Il racconto di Watson, così come tutti i racconti di Sf che si occupano del cosiddetto "contatto" con entità aliene, pone in atto essenzialmente uno sviluppo basato sulla "comunicazione incompleta".

La presenza dell’"altro" presuppone come di consueto la ridiscussione del "sè", ovvero la ridiscussione della propria visione del mondo e di conseguenza dei rapporti comunicativi con essi stabiliti.

Nella Sf classica, in realtà, il tutto si risolve in una sorta di "mistery", in cui l’"eroe scienziato" di turno impegna la sua intelligenza razionale nel risolvere il "rompicapo alieno". Non viene messo in dubbio il fatto che tale rompicapo possa essere risolvibile senza mettere in discussione i metodi di ricerca. Si suppone in altre parole che il pensiero razionale-scientifico-occidentale sia una sorta di "linguaggio universale" in grado di funzionare al di là di qualsiasi limite comunicativo (questa mistificazione non è solamente un fatto letterario, come dimostra il famoso "messaggio universale" inserito alcuni anni fa in una sonda americana destinata a varcare i limiti del sistema solare). L'alieno è in ogni caso qualcosa che "comunica", anche se con segni diversi, e perciò insinua una sostanziale identità. Il problema risiede solamente nella decodificazione del messaggio. E nel messaggio, mai banale, mai insignificante, risiede infine l'immagine rispecchiata dell'uomo, i suoi "lati oscuri" (o luminosi), il suo desiderio di potenza, di distruzione e auto-distruzione, di sublimazione.

L'alieno diventa così un simbolo, una figura mitica, non più solo l’"altro", ma il "doppio". Ed ecco l'alieno angelo o demonio, entità ferma o supernaturale, salvatore, demiurgo, sterminatore, ecc.

La ricerca della "natura dell'alieno", della sua valenza mitica, è del resto l'elemento scatenante di questa branca della letteratura di Sf. Né probabilmente potrebbe essere in altro modo, dato che non sarebbe facile definire un vero "altro" che non sia in qualche modo, transitivo od oppositivo, una "traslazione" del proprio io. E l’"altro" così definito sarebbe del tutto inutile alla letteratura, in quanto non potrebbe essere descritto, né nominato, e non sarebbe importante ai fini della storia, perché non in grado di comunicare alcunchè.

Anche "La luna e Michelangelo" si pone nella "buona tradizione" fantascientifica, con alcuni distinguo importanti, peraltro, che vedremo di individuare.
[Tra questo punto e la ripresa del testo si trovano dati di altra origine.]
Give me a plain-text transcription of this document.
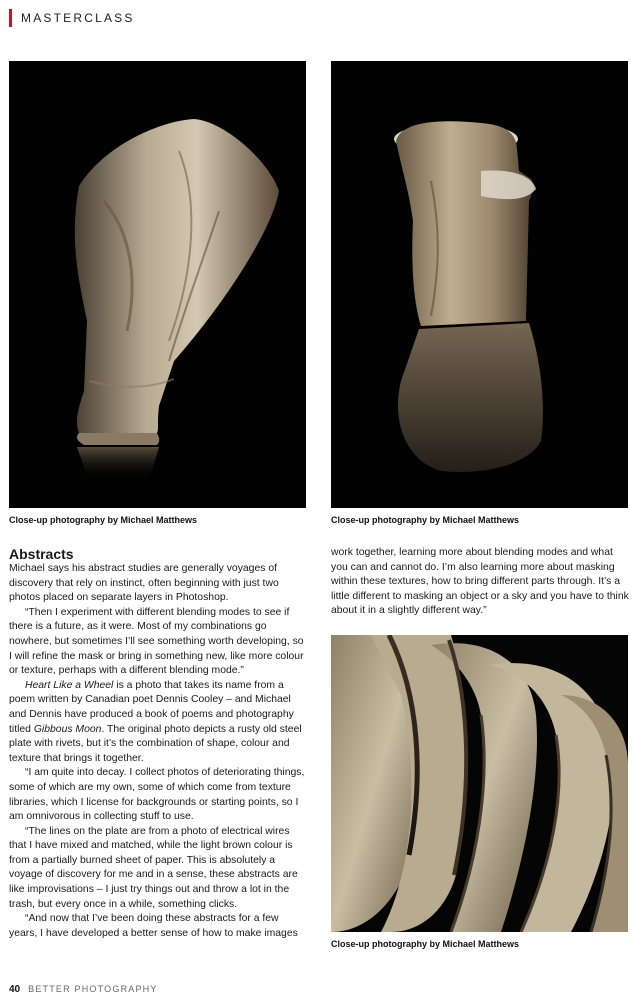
MASTERCLASS
Close-up photography by Michael Matthews	Close-up photography by Michael Matthews
Abstracts

Michael says his abstract studies are generally voyages of discovery that rely on instinct, often beginning with just two photos placed on separate layers in Photoshop.

“Then I experiment with different blending modes to see if there is a future, as it were. Most of my combinations go nowhere, but sometimes I’ll see something worth developing, so I will refine the mask or bring in something new, like more colour or texture, perhaps with a different blending mode.”

Heart Like a Wheel is a photo that takes its name from a poem written by Canadian poet Dennis Cooley – and Michael and Dennis have produced a book of poems and photography titled Gibbous Moon. The original photo depicts a rusty old steel plate with rivets, but it’s the combination of shape, colour and texture that brings it together.

“I am quite into decay. I collect photos of deteriorating things, some of which are my own, some of which come from texture libraries, which I license for backgrounds or starting points, so I am omnivorous in collecting stuff to use.

“The lines on the plate are from a photo of electrical wires that I have mixed and matched, while the light brown colour is from a partially burned sheet of paper. This is absolutely a voyage of discovery for me and in a sense, these abstracts are like improvisations – I just try things out and throw a lot in the trash, but every once in a while, something clicks.

“And now that I’ve been doing these abstracts for a few years, I have developed a better sense of how to make images

work together, learning more about blending modes and what you can and cannot do. I’m also learning more about masking within these textures, how to bring different parts through. It’s a little different to masking an object or a sky and you have to think about it in a slightly different way.”

Close-up photography by Michael Matthews
40 BETTER PHOTOGRAPHY
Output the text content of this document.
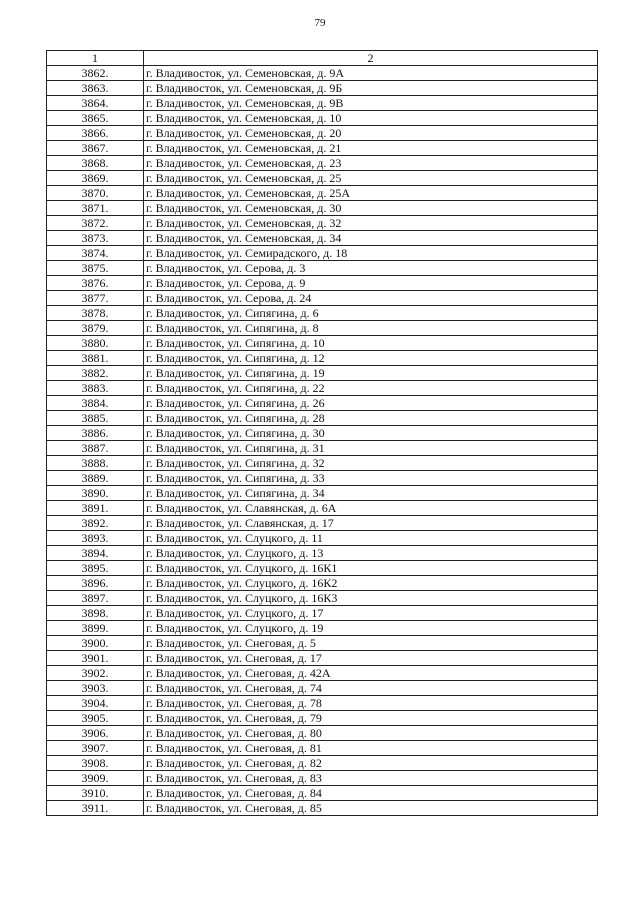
79
1	2
3862.	г. Владивосток, ул. Семеновская, д. 9А
3863.	г. Владивосток, ул. Семеновская, д. 9Б
3864.	г. Владивосток, ул. Семеновская, д. 9В
3865.	г. Владивосток, ул. Семеновская, д. 10
3866.	г. Владивосток, ул. Семеновская, д. 20
3867.	г. Владивосток, ул. Семеновская, д. 21
3868.	г. Владивосток, ул. Семеновская, д. 23
3869.	г. Владивосток, ул. Семеновская, д. 25
3870.	г. Владивосток, ул. Семеновская, д. 25А
3871.	г. Владивосток, ул. Семеновская, д. 30
3872.	г. Владивосток, ул. Семеновская, д. 32
3873.	г. Владивосток, ул. Семеновская, д. 34
3874.	г. Владивосток, ул. Семирадского, д. 18
3875.	г. Владивосток, ул. Серова, д. 3
3876.	г. Владивосток, ул. Серова, д. 9
3877.	г. Владивосток, ул. Серова, д. 24
3878.	г. Владивосток, ул. Сипягина, д. 6
3879.	г. Владивосток, ул. Сипягина, д. 8
3880.	г. Владивосток, ул. Сипягина, д. 10
3881.	г. Владивосток, ул. Сипягина, д. 12
3882.	г. Владивосток, ул. Сипягина, д. 19
3883.	г. Владивосток, ул. Сипягина, д. 22
3884.	г. Владивосток, ул. Сипягина, д. 26
3885.	г. Владивосток, ул. Сипягина, д. 28
3886.	г. Владивосток, ул. Сипягина, д. 30
3887.	г. Владивосток, ул. Сипягина, д. 31
3888.	г. Владивосток, ул. Сипягина, д. 32
3889.	г. Владивосток, ул. Сипягина, д. 33
3890.	г. Владивосток, ул. Сипягина, д. 34
3891.	г. Владивосток, ул. Славянская, д. 6А
3892.	г. Владивосток, ул. Славянская, д. 17
3893.	г. Владивосток, ул. Слуцкого, д. 11
3894.	г. Владивосток, ул. Слуцкого, д. 13
3895.	г. Владивосток, ул. Слуцкого, д. 16К1
3896.	г. Владивосток, ул. Слуцкого, д. 16К2
3897.	г. Владивосток, ул. Слуцкого, д. 16К3
3898.	г. Владивосток, ул. Слуцкого, д. 17
3899.	г. Владивосток, ул. Слуцкого, д. 19
3900.	г. Владивосток, ул. Снеговая, д. 5
3901.	г. Владивосток, ул. Снеговая, д. 17
3902.	г. Владивосток, ул. Снеговая, д. 42А
3903.	г. Владивосток, ул. Снеговая, д. 74
3904.	г. Владивосток, ул. Снеговая, д. 78
3905.	г. Владивосток, ул. Снеговая, д. 79
3906.	г. Владивосток, ул. Снеговая, д. 80
3907.	г. Владивосток, ул. Снеговая, д. 81
3908.	г. Владивосток, ул. Снеговая, д. 82
3909.	г. Владивосток, ул. Снеговая, д. 83
3910.	г. Владивосток, ул. Снеговая, д. 84
3911.	г. Владивосток, ул. Снеговая, д. 85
Un primo abbozzo di modello oppositivo appare subito in modo eclatante all'inizio della storia (e malgrado la conclusione "a sorpresa", rimane confermato, come vedremo): la situazione descritta ci presenta due gruppi sociali contrapposti: il primo, quello della spedizione umana, in cui la scienza e il razionalismo sono la componente principale. Il "linguaggio" di questa prima comunità esprime al massimo grado questo tipo di cultura (vedi l'interessante "linguaggio condensato" usato dai componenti per scambiarsi informazioni).
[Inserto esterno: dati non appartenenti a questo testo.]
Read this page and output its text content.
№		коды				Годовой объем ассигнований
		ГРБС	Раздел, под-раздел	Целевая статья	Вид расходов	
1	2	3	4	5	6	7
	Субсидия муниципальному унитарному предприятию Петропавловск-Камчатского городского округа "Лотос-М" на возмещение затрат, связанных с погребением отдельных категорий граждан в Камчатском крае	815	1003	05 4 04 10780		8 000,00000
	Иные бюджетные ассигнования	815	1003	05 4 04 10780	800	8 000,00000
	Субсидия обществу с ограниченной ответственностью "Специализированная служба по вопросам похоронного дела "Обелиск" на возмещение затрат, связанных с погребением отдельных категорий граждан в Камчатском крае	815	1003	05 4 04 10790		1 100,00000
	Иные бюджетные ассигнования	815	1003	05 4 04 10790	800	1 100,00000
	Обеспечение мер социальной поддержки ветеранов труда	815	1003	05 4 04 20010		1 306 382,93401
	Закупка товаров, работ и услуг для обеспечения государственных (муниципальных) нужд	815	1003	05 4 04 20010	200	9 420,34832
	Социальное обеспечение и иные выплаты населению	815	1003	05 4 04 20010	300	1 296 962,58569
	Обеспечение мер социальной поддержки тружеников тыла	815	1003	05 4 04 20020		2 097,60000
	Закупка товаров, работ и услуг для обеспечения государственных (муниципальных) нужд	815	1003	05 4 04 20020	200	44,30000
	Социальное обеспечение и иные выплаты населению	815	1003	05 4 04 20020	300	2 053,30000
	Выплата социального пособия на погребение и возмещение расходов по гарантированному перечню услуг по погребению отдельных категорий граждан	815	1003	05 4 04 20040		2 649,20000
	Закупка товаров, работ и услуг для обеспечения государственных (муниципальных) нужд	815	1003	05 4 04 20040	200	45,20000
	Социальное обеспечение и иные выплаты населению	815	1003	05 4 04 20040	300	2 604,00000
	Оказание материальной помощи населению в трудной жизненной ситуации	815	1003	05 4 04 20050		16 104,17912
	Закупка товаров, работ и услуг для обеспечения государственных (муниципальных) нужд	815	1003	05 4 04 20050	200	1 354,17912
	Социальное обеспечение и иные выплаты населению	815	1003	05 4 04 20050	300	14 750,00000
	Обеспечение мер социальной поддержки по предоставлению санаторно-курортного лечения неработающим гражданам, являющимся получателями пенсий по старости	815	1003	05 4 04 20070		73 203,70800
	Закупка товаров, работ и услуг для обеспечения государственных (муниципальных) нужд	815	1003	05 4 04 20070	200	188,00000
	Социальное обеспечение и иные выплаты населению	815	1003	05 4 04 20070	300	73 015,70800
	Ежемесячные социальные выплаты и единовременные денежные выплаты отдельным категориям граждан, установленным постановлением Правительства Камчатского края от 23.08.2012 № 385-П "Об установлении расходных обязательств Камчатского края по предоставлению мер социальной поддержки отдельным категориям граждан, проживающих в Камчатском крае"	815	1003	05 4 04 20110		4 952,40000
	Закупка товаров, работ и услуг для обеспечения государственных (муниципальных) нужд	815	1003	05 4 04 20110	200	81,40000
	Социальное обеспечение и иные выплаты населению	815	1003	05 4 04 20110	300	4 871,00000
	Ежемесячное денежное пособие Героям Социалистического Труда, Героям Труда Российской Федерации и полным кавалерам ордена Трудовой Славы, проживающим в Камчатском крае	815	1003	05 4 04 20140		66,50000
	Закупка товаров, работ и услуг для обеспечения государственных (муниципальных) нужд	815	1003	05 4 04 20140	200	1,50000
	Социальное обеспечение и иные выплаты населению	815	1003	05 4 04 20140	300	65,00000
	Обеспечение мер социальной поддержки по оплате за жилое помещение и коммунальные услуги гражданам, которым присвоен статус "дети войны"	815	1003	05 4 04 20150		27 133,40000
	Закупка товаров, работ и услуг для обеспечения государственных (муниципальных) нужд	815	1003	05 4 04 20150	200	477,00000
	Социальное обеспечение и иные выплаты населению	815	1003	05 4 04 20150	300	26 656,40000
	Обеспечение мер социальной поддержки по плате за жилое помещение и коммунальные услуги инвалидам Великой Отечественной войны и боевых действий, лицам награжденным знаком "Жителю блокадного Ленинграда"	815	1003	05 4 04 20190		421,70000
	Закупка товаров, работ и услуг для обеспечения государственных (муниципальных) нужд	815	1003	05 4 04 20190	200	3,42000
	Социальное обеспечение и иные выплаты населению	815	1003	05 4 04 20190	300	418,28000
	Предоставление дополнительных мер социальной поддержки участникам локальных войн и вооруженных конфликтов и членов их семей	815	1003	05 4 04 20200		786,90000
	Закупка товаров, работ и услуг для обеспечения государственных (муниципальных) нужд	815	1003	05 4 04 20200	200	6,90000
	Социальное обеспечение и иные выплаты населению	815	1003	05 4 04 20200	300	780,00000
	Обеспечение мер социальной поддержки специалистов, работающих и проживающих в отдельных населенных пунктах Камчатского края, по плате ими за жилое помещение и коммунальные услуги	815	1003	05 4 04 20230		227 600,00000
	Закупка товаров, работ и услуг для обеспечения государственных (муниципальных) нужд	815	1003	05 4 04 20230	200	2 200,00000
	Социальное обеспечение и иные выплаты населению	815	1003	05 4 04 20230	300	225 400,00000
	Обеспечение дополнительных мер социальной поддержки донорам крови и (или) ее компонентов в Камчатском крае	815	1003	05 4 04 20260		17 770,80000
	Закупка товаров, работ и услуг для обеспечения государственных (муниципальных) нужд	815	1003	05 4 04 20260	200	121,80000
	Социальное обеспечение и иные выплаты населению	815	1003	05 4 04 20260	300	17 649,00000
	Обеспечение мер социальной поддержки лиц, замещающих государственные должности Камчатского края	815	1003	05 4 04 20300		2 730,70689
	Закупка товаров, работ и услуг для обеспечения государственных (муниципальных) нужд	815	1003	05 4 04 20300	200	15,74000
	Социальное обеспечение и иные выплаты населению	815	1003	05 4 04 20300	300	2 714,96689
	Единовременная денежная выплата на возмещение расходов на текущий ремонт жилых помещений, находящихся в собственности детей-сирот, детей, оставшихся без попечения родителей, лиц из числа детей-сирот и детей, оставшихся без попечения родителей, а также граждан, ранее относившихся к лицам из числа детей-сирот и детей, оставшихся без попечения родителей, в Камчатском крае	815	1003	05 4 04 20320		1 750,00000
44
Il secondo gruppo è quello costituito dalla comunità aliena, i cui membri hanno caratteristiche e comportamenti tipici dell'"animalesco" (nudità, pelosità, scarsa intelligenza, minima organizzazione sociale, assenza di tecnologia). Il linguaggio di questo secondo gruppo è minimale, poco complesso, difficile da decodificare. Sono l'equivalente di una tribù primitiva terrestre, e proprio per questo prototipo dell’"essere primigenio", più vicino alla natura.
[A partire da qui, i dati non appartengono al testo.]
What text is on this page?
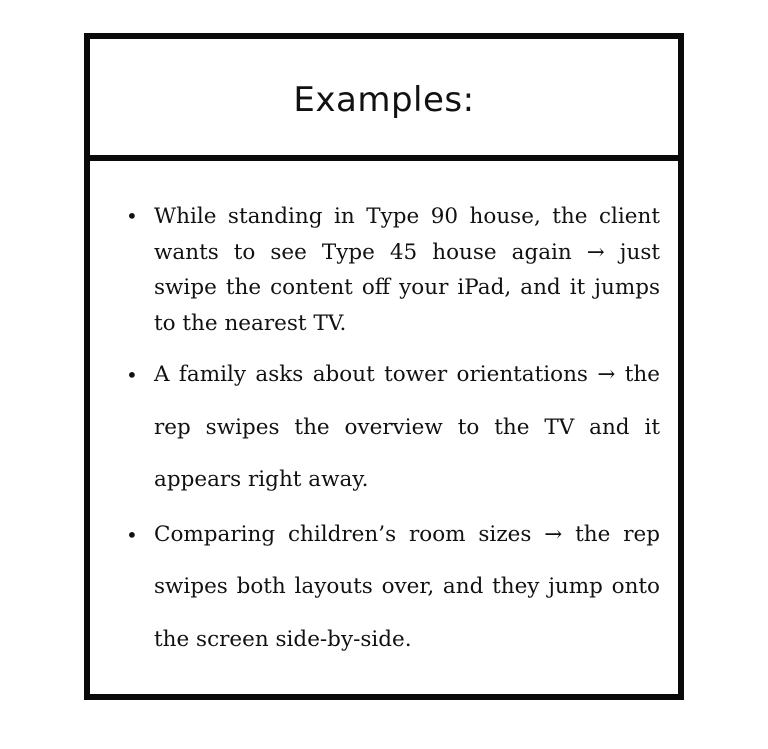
Examples:
• While standing in Type 90 house, the client wants to see Type 45 house again → just swipe the content off your iPad, and it jumps to the nearest TV.
• A family asks about tower orientations → the rep swipes the overview to the TV and it appears right away.
• Comparing children’s room sizes → the rep swipes both layouts over, and they jump onto the screen side-by-side.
Si delinea quindi chiaramente una delle strutture oppositive più comuni, ovvero:

Cultura vs. Natura

È di conseguenza ipotizzabile un modello base di questo tipo:

umani natura

cultura alieni

(con una freccia in entrambi i sensi da "umani" ad "alieni", ed una in entrambi i sensi da "cultura" a "natura")

Si tratta di un modello la cui ricorrenza è piuttosto frequente in fantascienza, e che rientra appieno nella casistica della "mitologia aliena" di cui si è parlato. Tuttavia, tale strutturazione non appare univocamente definita all'inizio del racconto, ma anzi costituisce il dilemma centrale alla cui soluzione è votato l'intero agire dinamico.

L'elemento chiave è rappresentato dalla città aliena. La sua apparenza di struttura complessa, altamente organizzata, contrasta con l'apparenza della comunità aliena, così come delineata in precedenza. Gli alieni assumono una caratteristica propria di un'organizzazione culturale, caratteristica che spinge gli umani ad investigare allo scopo di stabilire la "vera essenza" nascosta sotto apparenze così contraddittorie. Proprio la presenza di una contraddizione dà origine all'enigma, che gli umani, come espressioni della propria istanza culturale, si accingono a risolvere secondo le regole del pensiero razionale. La spedizione umana, come gruppo attanziale, si pone come soggetto di un tentativo di congiunzione con "la verità", oggetto costituito dalla soluzione del mistero. Si ha quindi:

SOGGETTO: La spedizione umana

OGGETTO: La verità sugli alieni

Il dilemma da risolvere è essenzialmente di tipo semiologico/comunicativo. Si tratta fatti di dedurre un codice culturalmente significativo a partire dai numerosi "segni" criptici prodotti dagli alieni: la città intera, innanzitutto, e poi alcuni comportamenti ambigui dei lemuridi. Infine il segno "centrale", quello del graffito sulla porta del sotterraneo, che nell'ambito della storia assumerà il ruolo di potente simbolo, oltre che di un fenomeno astrale, anche della separazione/unione di due sfere vitali, e dei due spazi contrapposti ma complementari del sotterraneo e della città.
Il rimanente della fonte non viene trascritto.